SBY pun mengaku heran sistem pemilu ingin diubah ketika tahapan pesta demokrasi sudah dimulai. "Tepatkah di tengah perjalanan yang telah direncanakan dan dipersiapkan dengan baik itu, utamanya oleh partai-partai politik peserta pemilu, tiba-tiba sebuah aturan yang sangat fundamental dilakukan perubahan?" ungkap SBY.
Menurut SBY, lembaga-lembaga negara, baik eksekutif, legislatif maupun yudikatif tidak boleh begitu saja menggunakan kekuasaan yang dimilikinya dan kemudian melakukan perubahan yang sangat mendasar yang berkaitan dengan hajat hidup rakyat secara keseluruhan.
Ketua Majelis Tinggi Partai Demokrat ini juga berpendapat, mengubah sistem pemilu itu bukan keputusan dan kebijakan biasa atau lazim dilakukan dalam proses dan kegiatan manajemen nasional.
Karena itu, SBY menekankan bahwa masyarakat perlu diajak bicara terkait kedua sistem pemilu, baik terbuka maupun tertutup, mulai dari mekanisme hingga dampak implementasinya.
"Kita harus membuka diri dan mau mendengar pandangan pihak lain, utamanya rakyat. rakyat memang sangat perlu diberikan penjelasan yang gamblang tentang rencana penggantian sistem pemilu itu.

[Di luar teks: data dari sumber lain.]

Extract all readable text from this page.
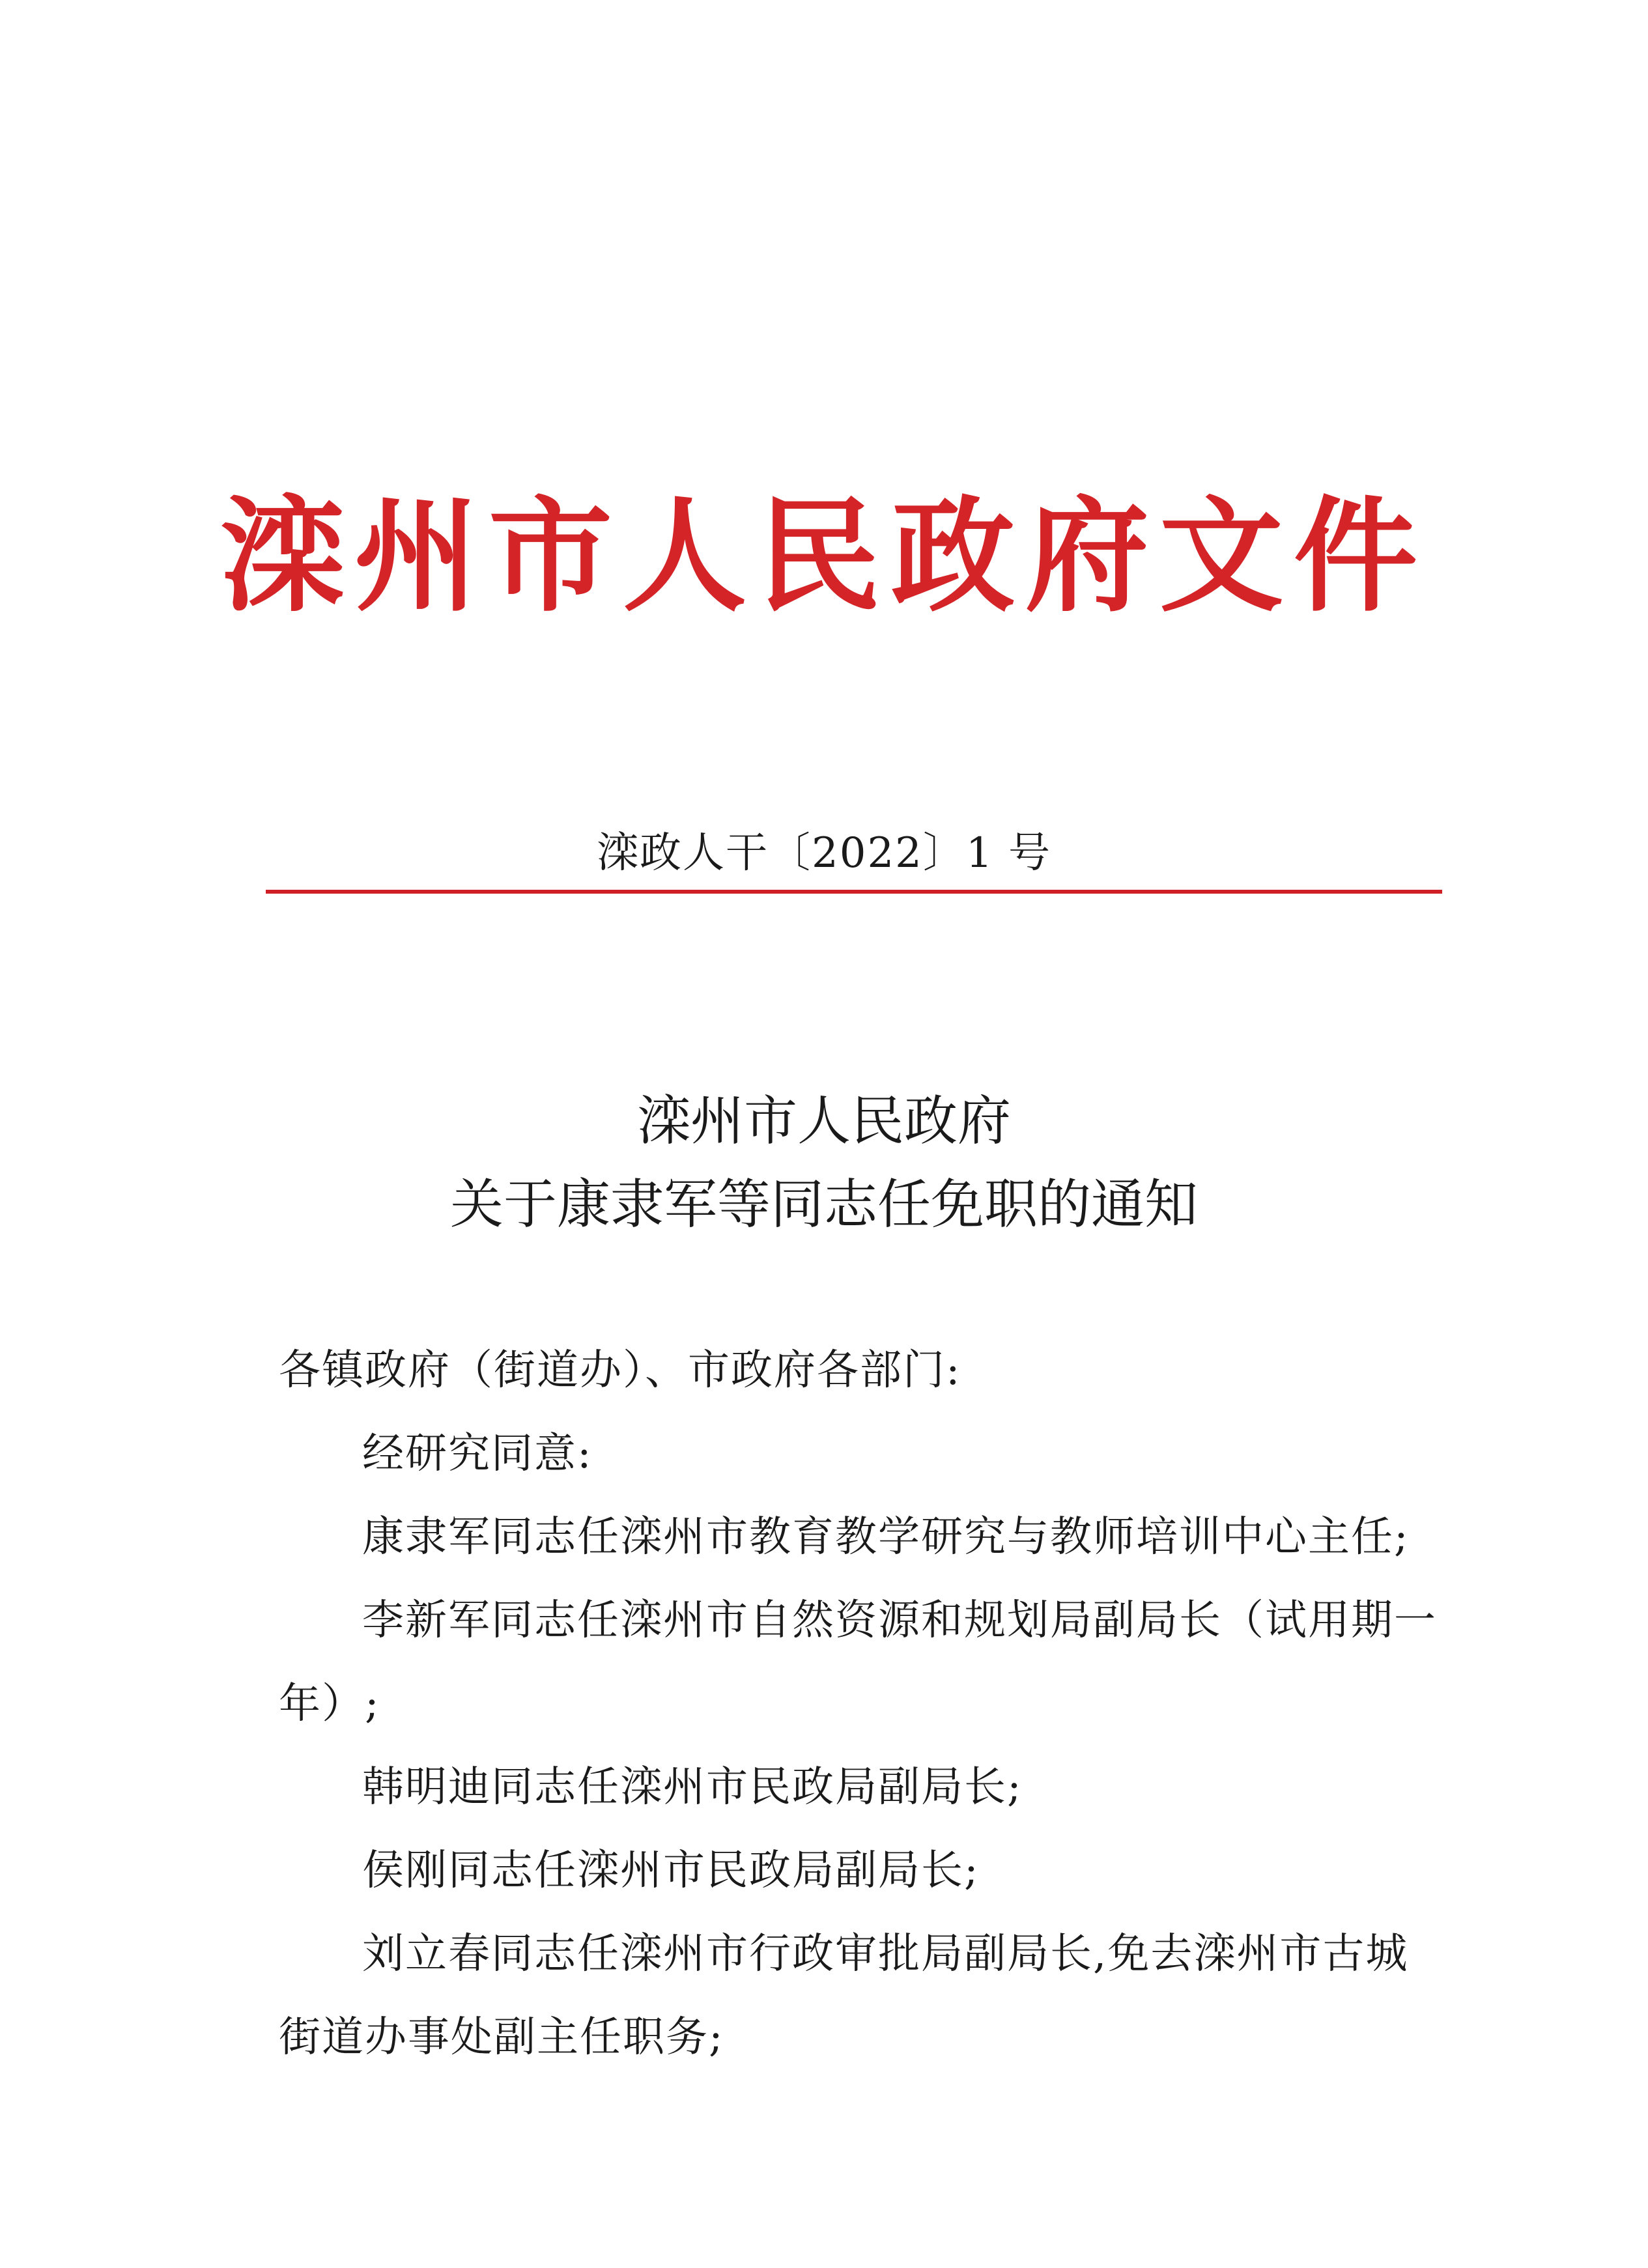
滦州市人民政府文件
滦政人干〔2022〕1 号
滦州市人民政府
关于康隶军等同志任免职的通知

各镇政府（街道办）、市政府各部门:

经研究同意:

康隶军同志任滦州市教育教学研究与教师培训中心主任;

李新军同志任滦州市自然资源和规划局副局长（试用期一年）;

韩明迪同志任滦州市民政局副局长;

侯刚同志任滦州市民政局副局长;

刘立春同志任滦州市行政审批局副局长,免去滦州市古城街道办事处副主任职务;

Apanya yang berbeda antara sistem terbuka dengan sistem tertutup," urai SBY.
BACA JUGA:
Dalam perkara di MK ini, penggugat meminta agar pemilu menerapkan sistem proporsional tertutup sehingga calon legislatif tidak lagi dipilih langsung rakyat tetapi melalui partai politik.
Putusan perkara soal UU Pemilu ini akan segera diumumkan MK dalam beberapa waktu ke depan.
"Mereka harus tahu bahwa kalau yang digunakan adalah sistem proporsional tertutup, mereka harus memilih parpol yang diinginkan. Selanjutnya partai politiklah yang hakikatnya menentukan kemudian siapa orang yang akan jadi wakil mereka. Sementara, jika sistem proporsional terbuka yang dianut, rakyat bisa memilih partainya, bisa memilih orang yang dipercayai bisa menjadi wakilnya," tandasnya.